Comic Info
Comic Name: Powers
Publisher: Image Comics
Writer: Brian Michael Bendis
Artist: Mike Avon Oeming
# of Issues: 4
Release Date: 2003

Powers (1) #23
Reprints Powers (1) #21-24 (July 2002-October 2002). Christian Walker has quit the force, and Deena Pilgrim finds herself with a new partner as the group calling themselves Kaotic Chic increases there war against the Powers. When a woman named Harvey Goodman is identified as one of the faces of Kaotic Chic, Christian Walker finds him pulled back in to the world he was trying to escape.
Written by Brian Michael Bendis, Powers Volume 5: Anarchy is an Image Comics procedural superhero comic book collection. Following Powers Volume 4: Supergroup, the series features art by Mike Avon Oeming. The issues in the collection were also collected as part of Powers—Book 2, Powers—Volume 1, and the Powers Omnibus.
I was pretty deep into Powers when Powers 5: Anarchy came out. I was buying the volume as they were released (I skipped the physical issues) and waiting for each collection was a painful process…especially in a world that was just catching up to the whole trade paperback craze (Powers was one of the first trades I really kept up with). Powers 5: Anarchy isn’t a bad story, but it is the type of story that I dreaded when it was released.
The story itself is fine. Powers was at a bit of a cliffhanger moment after Supergroup with Christian gone and appearing to be almost banished, and Powers 5: Anarchy looked to answer some questions about the group dogging superheroes while holding Walker’s fate in their hands. It is a little anticlimactic in that sense, but it does bring Walker back into the fold.

Powers (1) #24
What is frustrating about Anarchy is the length. Powers reads very, very quick. Bendis isn’t always doing a lot of dialogue and things like the interrogation panels often are a lot of staring, yes/no questions, and minimal on development (generally leading to a WHAT?!?! type moment in this comic). Powers 5: Anarchy is only four issues and can be read quickly. As a fan who read it as it came out, I can remember reading Powers in a short sitting…and feeling a bit ripped off about it partially because I’d have to wait so long for the next volume.
Mike Avon Oeming’s art continues to really develop the series. The blocky chiseled superheroes of the comic have a classic style to them, but the storyboarding and use of darks and lights is very anti-classic comic. I can always come back to Powers and enjoy the art.

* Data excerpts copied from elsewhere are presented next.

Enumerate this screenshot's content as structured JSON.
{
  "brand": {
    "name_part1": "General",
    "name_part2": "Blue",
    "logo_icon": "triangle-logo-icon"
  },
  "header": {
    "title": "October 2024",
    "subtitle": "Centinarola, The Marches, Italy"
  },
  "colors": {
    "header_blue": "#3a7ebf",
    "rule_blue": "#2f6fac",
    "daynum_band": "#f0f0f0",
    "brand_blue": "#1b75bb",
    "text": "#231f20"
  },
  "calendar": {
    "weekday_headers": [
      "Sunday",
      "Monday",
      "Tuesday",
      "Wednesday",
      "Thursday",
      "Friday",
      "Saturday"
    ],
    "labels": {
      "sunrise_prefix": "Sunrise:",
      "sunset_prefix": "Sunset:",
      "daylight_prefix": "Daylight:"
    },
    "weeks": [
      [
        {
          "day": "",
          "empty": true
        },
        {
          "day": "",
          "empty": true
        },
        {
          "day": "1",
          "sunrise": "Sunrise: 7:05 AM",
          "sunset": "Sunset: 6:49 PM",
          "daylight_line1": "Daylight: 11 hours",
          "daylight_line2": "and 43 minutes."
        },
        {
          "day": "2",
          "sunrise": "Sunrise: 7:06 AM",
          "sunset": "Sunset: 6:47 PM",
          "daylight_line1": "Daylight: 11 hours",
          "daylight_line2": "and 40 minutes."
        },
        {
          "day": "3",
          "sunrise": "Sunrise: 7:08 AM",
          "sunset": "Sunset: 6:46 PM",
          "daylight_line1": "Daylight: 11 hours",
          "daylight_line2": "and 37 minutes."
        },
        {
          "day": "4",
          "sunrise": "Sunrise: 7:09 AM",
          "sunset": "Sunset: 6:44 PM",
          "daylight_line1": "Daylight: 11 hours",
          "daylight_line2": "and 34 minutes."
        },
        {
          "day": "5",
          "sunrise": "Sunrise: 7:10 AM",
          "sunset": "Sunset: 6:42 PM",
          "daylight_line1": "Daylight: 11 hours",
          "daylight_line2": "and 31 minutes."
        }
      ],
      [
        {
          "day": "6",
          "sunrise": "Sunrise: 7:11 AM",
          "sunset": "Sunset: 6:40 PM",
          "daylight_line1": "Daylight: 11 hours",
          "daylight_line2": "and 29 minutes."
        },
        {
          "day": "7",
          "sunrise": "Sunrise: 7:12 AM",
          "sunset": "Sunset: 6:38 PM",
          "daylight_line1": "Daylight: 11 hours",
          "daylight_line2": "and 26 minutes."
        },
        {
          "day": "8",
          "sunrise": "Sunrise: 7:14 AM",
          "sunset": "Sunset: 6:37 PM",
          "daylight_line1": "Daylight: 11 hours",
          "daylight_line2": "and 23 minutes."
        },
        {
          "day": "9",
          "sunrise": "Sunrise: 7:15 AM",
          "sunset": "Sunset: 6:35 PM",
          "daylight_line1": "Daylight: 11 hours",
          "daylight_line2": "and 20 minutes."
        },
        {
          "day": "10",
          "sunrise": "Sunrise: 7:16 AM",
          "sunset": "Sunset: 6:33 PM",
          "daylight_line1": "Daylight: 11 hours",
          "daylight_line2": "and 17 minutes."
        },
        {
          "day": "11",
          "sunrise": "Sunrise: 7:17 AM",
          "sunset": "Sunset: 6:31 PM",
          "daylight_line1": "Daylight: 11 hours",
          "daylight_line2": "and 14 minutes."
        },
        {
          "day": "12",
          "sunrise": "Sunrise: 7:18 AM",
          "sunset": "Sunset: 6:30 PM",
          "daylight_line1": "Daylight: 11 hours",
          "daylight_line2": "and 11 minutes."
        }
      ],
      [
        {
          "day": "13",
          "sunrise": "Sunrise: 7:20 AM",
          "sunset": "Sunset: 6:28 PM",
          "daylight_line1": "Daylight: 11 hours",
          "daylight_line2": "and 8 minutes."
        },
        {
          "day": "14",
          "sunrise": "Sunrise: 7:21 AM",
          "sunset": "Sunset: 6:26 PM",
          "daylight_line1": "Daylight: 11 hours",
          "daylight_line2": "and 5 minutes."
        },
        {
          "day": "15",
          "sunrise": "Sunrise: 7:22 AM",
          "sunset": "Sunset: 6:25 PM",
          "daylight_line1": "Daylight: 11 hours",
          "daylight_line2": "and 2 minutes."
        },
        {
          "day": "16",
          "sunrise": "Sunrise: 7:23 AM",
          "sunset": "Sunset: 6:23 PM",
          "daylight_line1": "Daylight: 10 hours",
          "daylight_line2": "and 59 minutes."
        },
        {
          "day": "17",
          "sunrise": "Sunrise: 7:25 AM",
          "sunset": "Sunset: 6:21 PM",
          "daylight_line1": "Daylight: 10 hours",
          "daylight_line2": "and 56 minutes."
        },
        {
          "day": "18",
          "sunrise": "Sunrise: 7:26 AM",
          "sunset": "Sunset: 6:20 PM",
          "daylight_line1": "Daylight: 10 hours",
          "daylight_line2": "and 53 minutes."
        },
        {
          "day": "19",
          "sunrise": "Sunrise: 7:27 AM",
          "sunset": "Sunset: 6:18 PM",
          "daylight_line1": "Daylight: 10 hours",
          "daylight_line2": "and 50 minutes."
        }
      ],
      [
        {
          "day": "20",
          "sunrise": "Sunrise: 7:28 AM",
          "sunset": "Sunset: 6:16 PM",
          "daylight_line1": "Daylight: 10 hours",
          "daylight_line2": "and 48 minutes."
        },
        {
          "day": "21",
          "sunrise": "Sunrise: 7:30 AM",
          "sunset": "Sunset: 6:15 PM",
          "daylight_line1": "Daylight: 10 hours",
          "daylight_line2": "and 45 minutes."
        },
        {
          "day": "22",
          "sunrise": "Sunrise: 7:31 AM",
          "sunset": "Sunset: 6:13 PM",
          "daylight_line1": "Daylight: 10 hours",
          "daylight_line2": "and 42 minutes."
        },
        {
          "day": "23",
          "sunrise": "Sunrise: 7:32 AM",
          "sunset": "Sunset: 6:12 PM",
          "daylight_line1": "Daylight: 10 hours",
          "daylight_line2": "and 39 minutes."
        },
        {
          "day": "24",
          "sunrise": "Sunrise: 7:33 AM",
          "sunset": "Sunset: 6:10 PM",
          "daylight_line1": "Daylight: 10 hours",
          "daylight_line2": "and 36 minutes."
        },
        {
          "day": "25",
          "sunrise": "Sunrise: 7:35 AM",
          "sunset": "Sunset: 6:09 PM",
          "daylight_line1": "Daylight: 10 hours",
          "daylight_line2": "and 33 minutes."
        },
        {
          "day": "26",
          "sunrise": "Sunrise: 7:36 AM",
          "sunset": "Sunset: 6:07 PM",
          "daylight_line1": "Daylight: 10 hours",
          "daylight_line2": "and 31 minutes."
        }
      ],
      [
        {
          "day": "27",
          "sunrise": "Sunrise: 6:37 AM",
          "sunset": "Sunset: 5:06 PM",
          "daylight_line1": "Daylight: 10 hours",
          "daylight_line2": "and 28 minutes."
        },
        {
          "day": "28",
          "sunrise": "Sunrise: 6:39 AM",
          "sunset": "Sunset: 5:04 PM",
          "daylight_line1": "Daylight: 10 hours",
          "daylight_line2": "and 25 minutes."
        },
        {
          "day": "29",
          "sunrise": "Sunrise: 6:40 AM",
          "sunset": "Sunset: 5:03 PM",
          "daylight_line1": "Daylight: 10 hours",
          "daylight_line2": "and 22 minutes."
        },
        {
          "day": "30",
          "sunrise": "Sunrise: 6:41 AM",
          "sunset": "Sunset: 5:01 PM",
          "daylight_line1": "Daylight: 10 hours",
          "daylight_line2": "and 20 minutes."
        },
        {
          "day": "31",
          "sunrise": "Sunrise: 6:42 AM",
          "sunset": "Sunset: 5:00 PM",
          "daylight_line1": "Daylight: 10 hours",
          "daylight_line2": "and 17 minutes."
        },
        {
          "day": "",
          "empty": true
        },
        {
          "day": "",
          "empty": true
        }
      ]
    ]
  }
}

Powers 5: Anarchy is a quick read and now there are volumes and volumes of Powers after Anarchy, it isn’t as painful for being a four issue read (if you even read it as a four issue collection with the multiple bigger run collections existing now). It feels a bit like a reset in that status quo has been restored by the end of the volume, but Powers has a way of changing the status quo quite quickly. Powers 5: Anarchy is followed by Powers 6: The Sellouts.